Gov. Kate Brown and the Oregon Legislature created an Employer Incentive Fund, so local governments could get a partial state match for paying off their PERS liability sooner. John Day, like many municipalities, has no money to do so. Grant County has lost around 1,000 residents since the 1990s, and the vast majority of households are low- or moderate-income.
Meanwhile, John Day – the county’s largest city at population 1,735 – continually faces other budget challenges. For example, every year it receives less 911 funding from the state.
“PERS adds to the portfolio of problems,” Green said, describing the growing PERS payments as “knee-capping” to the city budget.
Jefferson County created a side account to reduce costs and intends to participate in the Employer Incentive Fund to help pay down its nearly $6.2 million unfunded actuarial liability.
“For us, it’s a smart financial decision,” said Jeff Rasmussen, county administrative officer.
The county’s PERS rates are lower than those in much of rural Oregon, currently a top rate of 18.6 percent of payroll, rising to 21.97 percent on July 1, 2019.
Those costs still make it difficult to offer competitive wages, Rasmussen said. The county’s workforce, which was about 180 employees in 2007, fell to 142 three years ago and is now 135. The increased payroll costs for PERS mean the county often must obtain three grants to pay for a grant-funded job, compared with two grants in the past.
“PERS is eating up any opportunity to be innovative,” Rasmussen said.
On the west side of the Cascades, Linn County is a mix of urban and rural. But with only about a half-month’s payroll in the bank at any given time, the county lacks any reserves to pay down its unfunded actuarial liability.
“You can’t save enough money to get out from under PERS,” said Ralph Wyatt, county administrative officer. “The PERS thing has been coming a long time. And now it’s eating everybody’s lunch, especially schools’.”
In Northwest Oregon, the 450-square-mile Banks School District, like many rural districts, saved the additional money it received when the 2017 Legislature expanded the state education budget more than anticipated. As a result, the district can absorb its PERS increases through next year.
“We planned ahead for this, but it’s a short fix,” Superintendent Jeff Leo said.
Without more funding, the rate of PERS increases could mean cutting district jobs within a few years. The district already has difficulty maintaining its old facilities.
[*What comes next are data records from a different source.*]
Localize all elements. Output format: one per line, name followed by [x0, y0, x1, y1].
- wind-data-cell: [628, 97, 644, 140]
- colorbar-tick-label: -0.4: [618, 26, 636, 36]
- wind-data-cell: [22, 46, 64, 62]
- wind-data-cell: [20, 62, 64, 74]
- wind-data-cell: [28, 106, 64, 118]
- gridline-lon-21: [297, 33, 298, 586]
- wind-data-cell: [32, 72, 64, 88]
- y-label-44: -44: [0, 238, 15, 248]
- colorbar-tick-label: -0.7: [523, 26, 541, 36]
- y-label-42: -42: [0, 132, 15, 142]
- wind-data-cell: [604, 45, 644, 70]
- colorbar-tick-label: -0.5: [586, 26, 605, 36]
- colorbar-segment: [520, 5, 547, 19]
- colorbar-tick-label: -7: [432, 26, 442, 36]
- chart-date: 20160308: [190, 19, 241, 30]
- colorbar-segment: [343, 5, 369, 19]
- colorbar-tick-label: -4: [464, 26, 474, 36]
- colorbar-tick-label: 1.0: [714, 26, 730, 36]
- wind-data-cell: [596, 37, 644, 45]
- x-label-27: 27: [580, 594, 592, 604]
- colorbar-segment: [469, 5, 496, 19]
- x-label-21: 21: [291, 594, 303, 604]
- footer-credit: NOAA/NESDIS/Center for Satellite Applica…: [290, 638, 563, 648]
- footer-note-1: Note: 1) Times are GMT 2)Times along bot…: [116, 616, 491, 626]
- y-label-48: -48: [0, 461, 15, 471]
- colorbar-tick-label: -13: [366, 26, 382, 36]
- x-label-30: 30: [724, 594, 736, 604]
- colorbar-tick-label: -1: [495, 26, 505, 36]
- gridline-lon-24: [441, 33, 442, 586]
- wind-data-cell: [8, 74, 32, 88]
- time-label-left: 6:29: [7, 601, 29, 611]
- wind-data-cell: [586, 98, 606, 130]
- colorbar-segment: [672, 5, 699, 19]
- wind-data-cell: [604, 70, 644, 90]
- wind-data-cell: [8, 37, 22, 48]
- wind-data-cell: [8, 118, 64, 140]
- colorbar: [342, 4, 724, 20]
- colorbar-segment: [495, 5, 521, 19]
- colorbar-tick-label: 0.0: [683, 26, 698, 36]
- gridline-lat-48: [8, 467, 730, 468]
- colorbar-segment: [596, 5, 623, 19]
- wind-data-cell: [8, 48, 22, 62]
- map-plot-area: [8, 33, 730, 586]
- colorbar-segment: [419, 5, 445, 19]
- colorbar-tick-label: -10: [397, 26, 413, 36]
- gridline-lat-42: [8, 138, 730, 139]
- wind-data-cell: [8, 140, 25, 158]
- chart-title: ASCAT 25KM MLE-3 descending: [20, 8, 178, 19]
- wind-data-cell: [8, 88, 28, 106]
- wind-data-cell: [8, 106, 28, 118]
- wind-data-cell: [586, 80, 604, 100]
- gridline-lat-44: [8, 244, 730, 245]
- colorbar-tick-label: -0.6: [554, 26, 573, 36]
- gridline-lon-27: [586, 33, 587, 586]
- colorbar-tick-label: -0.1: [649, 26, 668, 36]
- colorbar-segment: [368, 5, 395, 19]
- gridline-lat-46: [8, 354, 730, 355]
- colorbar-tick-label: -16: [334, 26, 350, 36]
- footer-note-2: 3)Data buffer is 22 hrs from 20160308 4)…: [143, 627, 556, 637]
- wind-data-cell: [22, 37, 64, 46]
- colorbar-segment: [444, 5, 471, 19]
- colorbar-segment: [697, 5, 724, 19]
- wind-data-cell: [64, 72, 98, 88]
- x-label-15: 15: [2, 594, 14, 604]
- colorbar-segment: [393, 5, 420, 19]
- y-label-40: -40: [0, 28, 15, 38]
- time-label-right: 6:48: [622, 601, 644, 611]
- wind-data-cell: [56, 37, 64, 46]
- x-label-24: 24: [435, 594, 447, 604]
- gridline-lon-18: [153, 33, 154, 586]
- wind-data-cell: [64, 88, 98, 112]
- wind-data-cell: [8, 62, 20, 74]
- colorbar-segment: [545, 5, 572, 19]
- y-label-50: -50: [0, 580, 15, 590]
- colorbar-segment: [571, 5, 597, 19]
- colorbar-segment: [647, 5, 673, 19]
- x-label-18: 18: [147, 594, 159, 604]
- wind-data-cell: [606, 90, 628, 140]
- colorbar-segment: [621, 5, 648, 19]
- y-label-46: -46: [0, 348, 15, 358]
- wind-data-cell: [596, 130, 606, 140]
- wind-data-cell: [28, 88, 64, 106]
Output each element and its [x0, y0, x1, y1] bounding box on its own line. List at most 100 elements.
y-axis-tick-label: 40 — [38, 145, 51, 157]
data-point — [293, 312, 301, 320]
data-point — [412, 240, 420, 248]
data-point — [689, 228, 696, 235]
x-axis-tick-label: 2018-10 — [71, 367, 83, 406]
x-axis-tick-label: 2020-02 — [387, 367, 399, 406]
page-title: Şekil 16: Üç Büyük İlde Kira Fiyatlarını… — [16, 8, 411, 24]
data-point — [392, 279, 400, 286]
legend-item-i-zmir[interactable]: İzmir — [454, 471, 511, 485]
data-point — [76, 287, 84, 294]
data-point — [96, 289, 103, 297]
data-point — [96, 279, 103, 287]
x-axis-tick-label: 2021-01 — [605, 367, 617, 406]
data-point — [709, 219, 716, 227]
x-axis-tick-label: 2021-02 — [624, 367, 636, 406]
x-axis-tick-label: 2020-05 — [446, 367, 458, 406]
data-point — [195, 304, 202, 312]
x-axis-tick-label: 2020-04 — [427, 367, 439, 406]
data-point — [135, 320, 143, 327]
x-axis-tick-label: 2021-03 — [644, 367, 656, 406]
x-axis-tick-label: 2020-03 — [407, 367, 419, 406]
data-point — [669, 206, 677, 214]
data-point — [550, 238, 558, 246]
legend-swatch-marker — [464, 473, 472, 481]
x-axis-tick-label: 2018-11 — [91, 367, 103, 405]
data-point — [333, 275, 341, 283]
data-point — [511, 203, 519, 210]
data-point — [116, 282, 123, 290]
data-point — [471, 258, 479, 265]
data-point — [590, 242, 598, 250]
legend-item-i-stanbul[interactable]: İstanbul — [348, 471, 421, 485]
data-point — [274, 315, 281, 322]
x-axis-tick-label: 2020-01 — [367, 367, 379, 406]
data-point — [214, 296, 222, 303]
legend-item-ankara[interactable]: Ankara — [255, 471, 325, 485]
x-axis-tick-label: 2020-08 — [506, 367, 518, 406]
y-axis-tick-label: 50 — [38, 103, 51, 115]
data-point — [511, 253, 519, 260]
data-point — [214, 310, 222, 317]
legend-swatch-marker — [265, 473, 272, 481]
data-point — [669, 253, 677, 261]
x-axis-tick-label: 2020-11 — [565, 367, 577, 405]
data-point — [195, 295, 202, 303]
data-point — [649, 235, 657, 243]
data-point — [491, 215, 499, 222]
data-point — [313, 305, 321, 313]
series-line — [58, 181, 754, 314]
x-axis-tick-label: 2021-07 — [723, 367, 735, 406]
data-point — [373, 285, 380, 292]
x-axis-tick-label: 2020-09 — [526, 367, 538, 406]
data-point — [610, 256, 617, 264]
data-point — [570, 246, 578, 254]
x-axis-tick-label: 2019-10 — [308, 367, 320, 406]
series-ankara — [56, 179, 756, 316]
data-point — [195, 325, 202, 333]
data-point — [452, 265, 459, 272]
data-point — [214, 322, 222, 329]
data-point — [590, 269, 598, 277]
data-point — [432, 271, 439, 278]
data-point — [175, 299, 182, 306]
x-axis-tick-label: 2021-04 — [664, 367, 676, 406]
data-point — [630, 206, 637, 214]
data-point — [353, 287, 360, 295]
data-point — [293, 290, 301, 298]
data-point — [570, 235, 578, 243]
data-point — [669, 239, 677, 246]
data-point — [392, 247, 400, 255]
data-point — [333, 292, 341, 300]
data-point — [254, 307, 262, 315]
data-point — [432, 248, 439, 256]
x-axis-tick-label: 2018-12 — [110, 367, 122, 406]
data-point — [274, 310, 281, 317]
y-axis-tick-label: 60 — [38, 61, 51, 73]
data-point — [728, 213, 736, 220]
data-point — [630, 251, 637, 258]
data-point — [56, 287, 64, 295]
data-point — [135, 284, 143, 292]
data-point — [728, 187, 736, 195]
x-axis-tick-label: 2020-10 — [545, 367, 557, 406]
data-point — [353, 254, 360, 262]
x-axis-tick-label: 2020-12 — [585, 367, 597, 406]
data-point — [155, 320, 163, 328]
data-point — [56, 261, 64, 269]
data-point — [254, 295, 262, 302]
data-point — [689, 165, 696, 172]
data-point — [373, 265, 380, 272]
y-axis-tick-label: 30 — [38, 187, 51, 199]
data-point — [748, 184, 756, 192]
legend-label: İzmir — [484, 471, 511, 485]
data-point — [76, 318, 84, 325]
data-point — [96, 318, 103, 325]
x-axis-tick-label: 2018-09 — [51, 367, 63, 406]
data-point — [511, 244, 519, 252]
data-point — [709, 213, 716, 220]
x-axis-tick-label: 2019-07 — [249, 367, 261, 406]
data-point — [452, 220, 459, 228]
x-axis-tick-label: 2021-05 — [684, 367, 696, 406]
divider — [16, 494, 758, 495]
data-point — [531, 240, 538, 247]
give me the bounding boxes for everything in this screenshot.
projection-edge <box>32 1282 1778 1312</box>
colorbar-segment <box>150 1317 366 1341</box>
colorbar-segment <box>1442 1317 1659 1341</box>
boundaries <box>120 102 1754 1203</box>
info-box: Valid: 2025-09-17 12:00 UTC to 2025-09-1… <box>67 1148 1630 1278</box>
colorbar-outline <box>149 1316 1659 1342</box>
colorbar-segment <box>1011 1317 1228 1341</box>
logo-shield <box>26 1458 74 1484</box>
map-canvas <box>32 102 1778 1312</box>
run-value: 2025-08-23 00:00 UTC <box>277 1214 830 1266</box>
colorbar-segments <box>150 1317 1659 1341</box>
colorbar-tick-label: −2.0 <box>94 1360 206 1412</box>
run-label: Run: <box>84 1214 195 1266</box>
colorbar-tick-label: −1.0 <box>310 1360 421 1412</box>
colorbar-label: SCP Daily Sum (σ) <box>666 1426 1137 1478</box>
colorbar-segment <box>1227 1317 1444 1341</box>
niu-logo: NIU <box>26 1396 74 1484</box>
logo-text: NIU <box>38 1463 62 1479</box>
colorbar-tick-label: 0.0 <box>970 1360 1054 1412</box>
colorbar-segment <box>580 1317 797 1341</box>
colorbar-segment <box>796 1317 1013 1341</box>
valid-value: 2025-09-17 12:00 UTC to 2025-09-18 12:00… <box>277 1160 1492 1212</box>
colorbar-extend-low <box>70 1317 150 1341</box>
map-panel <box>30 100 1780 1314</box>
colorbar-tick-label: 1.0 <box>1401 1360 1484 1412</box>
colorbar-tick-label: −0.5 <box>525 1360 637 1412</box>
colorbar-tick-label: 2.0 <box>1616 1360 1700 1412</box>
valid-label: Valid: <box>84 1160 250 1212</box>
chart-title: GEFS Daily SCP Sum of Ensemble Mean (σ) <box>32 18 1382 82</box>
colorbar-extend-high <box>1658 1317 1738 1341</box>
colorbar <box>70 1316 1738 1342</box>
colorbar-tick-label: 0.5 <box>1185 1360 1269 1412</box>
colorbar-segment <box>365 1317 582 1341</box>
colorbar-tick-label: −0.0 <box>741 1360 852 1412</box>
Banks also has the challenge of keeping its academic programs comparable with the nearby Hillsboro School District, which is Oregon’s fourth-largest district, so students will stay in Banks instead of transferring to Hillsboro.
“The smaller the district, the less maneuverability they have” to deal with PERS, said Mark Mulvihill, superintendent of the InterMountain Education Service District in Pendleton. “It’s such a big issue for school districts because of the escalating costs.”
His proposed solution: Let longtime, higher-pensioned employees retire, collect their benefits but continue working for as long as five years. Require both them and their employer to pay 6 percent of their salary toward the employer’s PERS liability.
The proposal needs vetting, Mulvilhill said, but it would help retain good employees, give them more money while holding their pension level stable, but reduce the employer’s PERS liability.
Other ideas include switching to a straight 401(k) retirement plan for new employees, giving current employees a choice between PERS and a 401(k), and redirecting the “6 percent employee match” to pay down the liability.